David Dimbleby spoke to John Humphrys this morning on Radio 4, bringing a veteran’s perspective to the current BBC furore. George Entwhistle, he suggested, is a decent man but not the right one for the job; he lacked the pugnacity necessary to stand up for an organisation such as the BBC at a time like this.
But Entwhistle himself, he went on, was only the product of the organisation he served; that is to say one that is hugely over-managed and where management speak to programme-making staff in language they don’t understand about things that don’t matter. Bureaucracies are self-perpetuating, Dimbleby reminded us. When asked to make savings the first thing they do is hire more managers to give effect to the cuts, which they then proceed to speak about in an ‘arcane gobbledegook’.

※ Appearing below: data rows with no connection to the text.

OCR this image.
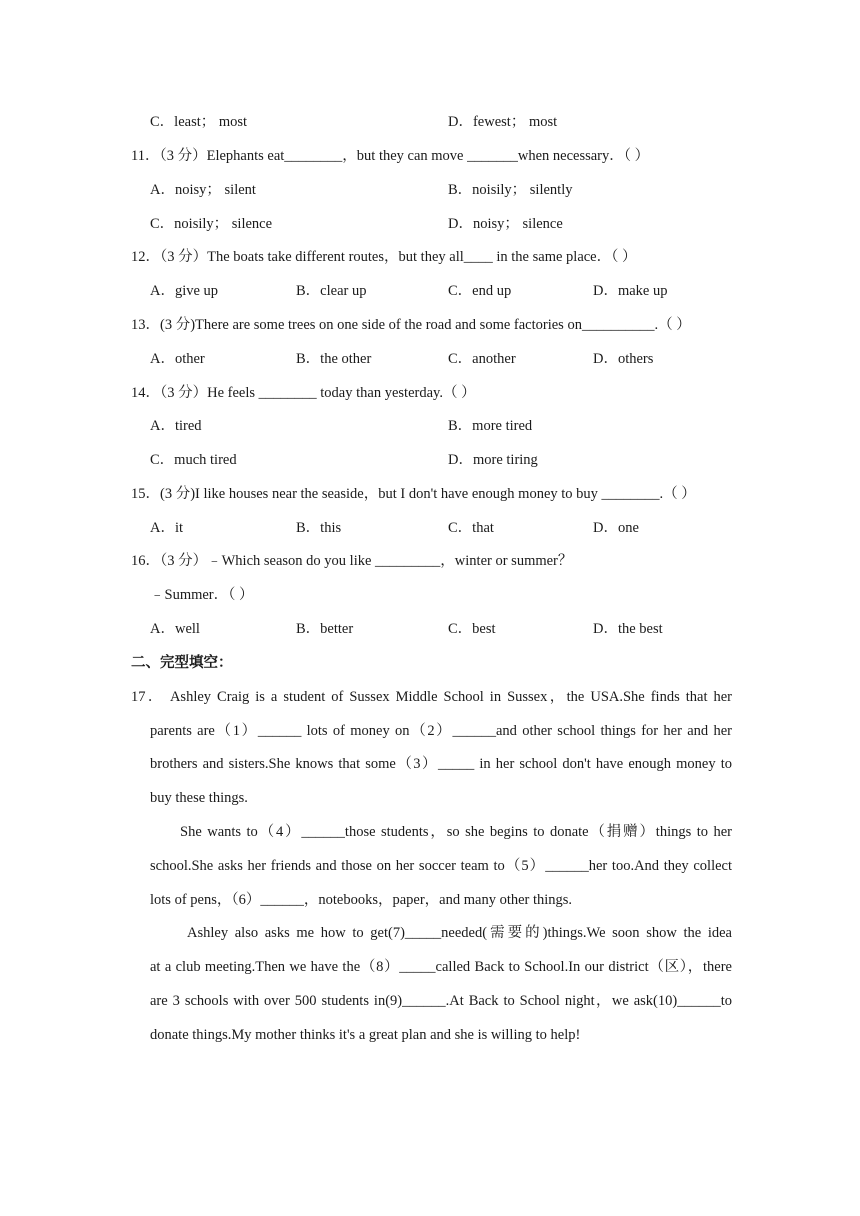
C．least； most	D．fewest； most
11．（3 分）Elephants eat________，but they can move _______when necessary．（ ）
A．noisy； silent	B．noisily； silently
C．noisily； silence	D．noisy； silence
12．（3 分）The boats take different routes，but they all____ in the same place．（ ）
A．give up	B．clear up	C．end up	D．make up
13．(3 分)There are some trees on one side of the road and some factories on__________.（ ）
A．other	B．the other	C．another	D．others
14．（3 分）He feels ________ today than yesterday.（ ）
A．tired	B．more tired
C．much tired	D．more tiring
15．(3 分)I like houses near the seaside，but I don't have enough money to buy ________.（ ）
A．it	B．this	C．that	D．one
16．（3 分）﹣Which season do you like _________，winter or summer？
﹣Summer．（ ）
A．well	B．better	C．best	D．the best
二、完型填空：
17． Ashley Craig is a student of Sussex Middle School in Sussex，the USA.She finds that her
parents are（1）______ lots of money on（2）______and other school things for her and her
brothers and sisters.She knows that some（3）_____ in her school don't have enough money to
buy these things.
She wants to（4）______those students，so she begins to donate（捐赠）things to her
school.She asks her friends and those on her soccer team to（5）______her too.And they collect
lots of pens，（6）______，notebooks，paper，and many other things.
Ashley also asks me how to get(7)_____needed(需要的)things.We soon show the idea
at a club meeting.Then we have the（8）_____called Back to School.In our district（区），there
are 3 schools with over 500 students in(9)______.At Back to School night，we ask(10)______to
donate things.My mother thinks it's a great plan and she is willing to help!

I’ve said elsewhere that to describe this management babble as language is to accord it a dignity it doesn’t deserve. It has no personality, it trades in abstractions and it is to all intents and purposes inert. Language must have energy, vitality, emotion, humour, all the human attributes. Strip those things away from the daily intercourse of any organisation and you’re left with a husk, something without spirit.
Last week I ran a workshop for a small group of people who provide support for the network of therapeutic gardens spread throughout Scotland. These are wonderful places where people who are hurting, for whatever reason, or who simply need space to be and grow, can find peace and the balm that comes from working with soil and plants.
An easy enough subject to communicate in an engaging way, one might think. Yet my group, like practically every other that depends on fund-raising for its survival, was struggling to break free from the stultifying grip of funding-speak. Their paymasters ask them to make their case for support in the language of process and measurement. They comply, understandably, for fear of rejection. Soon the language begins to permeate everything they do. After a little while it even starts to obscure their purpose, no matter how uplifting that might be.
People are starting to acknowledge the problem. A few weeks ago it was the arts community in Scotland taking Creative Scotland to task for its communication style. Now it’s the turn of the BBC, which more than any other organisation exemplifies this modern day corporate schizophrenia. To the outside world it represents the highest standards of communication, humane, vibrant and enquiring; yet it’s run by people who speak a kind of non-human half-language that only they understand.
Of course, addressing the language issue won’t redress the wrongs done to Jimmy Savile’s victims, or to Lord Macalpine, but it will help the organisation reconnect with its spirit and purpose.